Lars-Kern-AWA-Racing-Instagram
Instagram/AWA Racing Team

Yeah, and they did. And they got a lot of laps in the Corvette—719 of them. “I thought this is something that would never to happen to me,” Kern said after the race. “I lost out on a big win on the Nurburgring once where I was pretty sure that we had it. So I kind of thought I’m just the unlucky guy.”

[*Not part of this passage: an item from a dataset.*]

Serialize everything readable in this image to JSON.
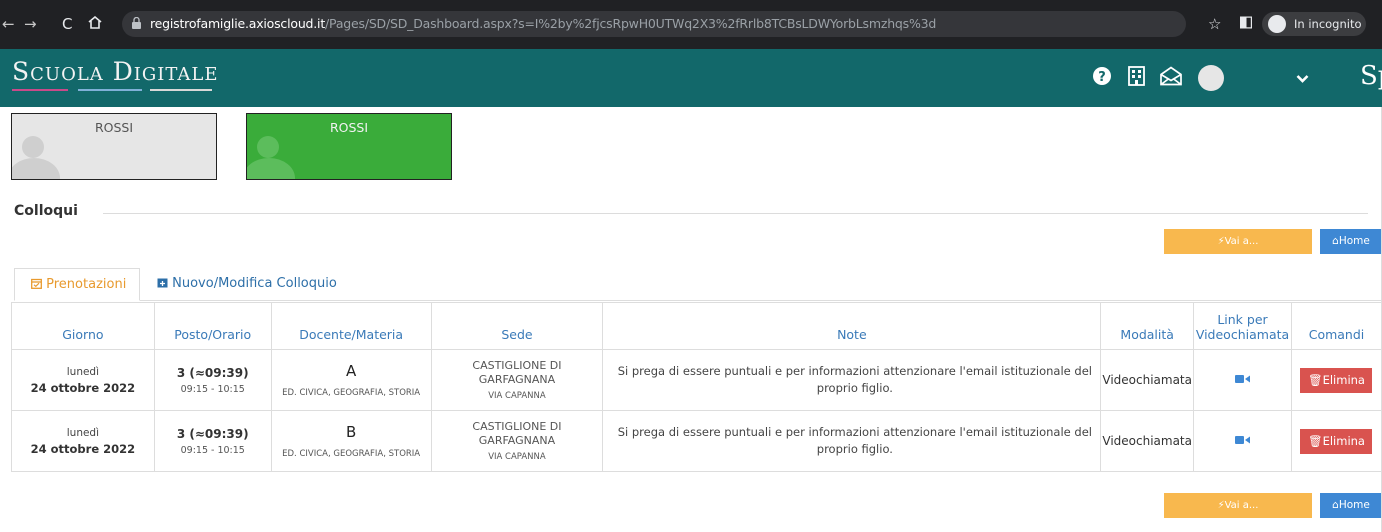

Helpful was, he said, that the Corvette “was just absolutely epic to drive. Loved it. That’s why all of us had great pace in the race. But then at end it was just pure carnage and chaos. The way he [co-driver Matt Bell, the team’s closer] managed it was incredible. The team had so many hiccups and so many gremlins with refueling and stuff, but we always found a solution. It’s unreal.”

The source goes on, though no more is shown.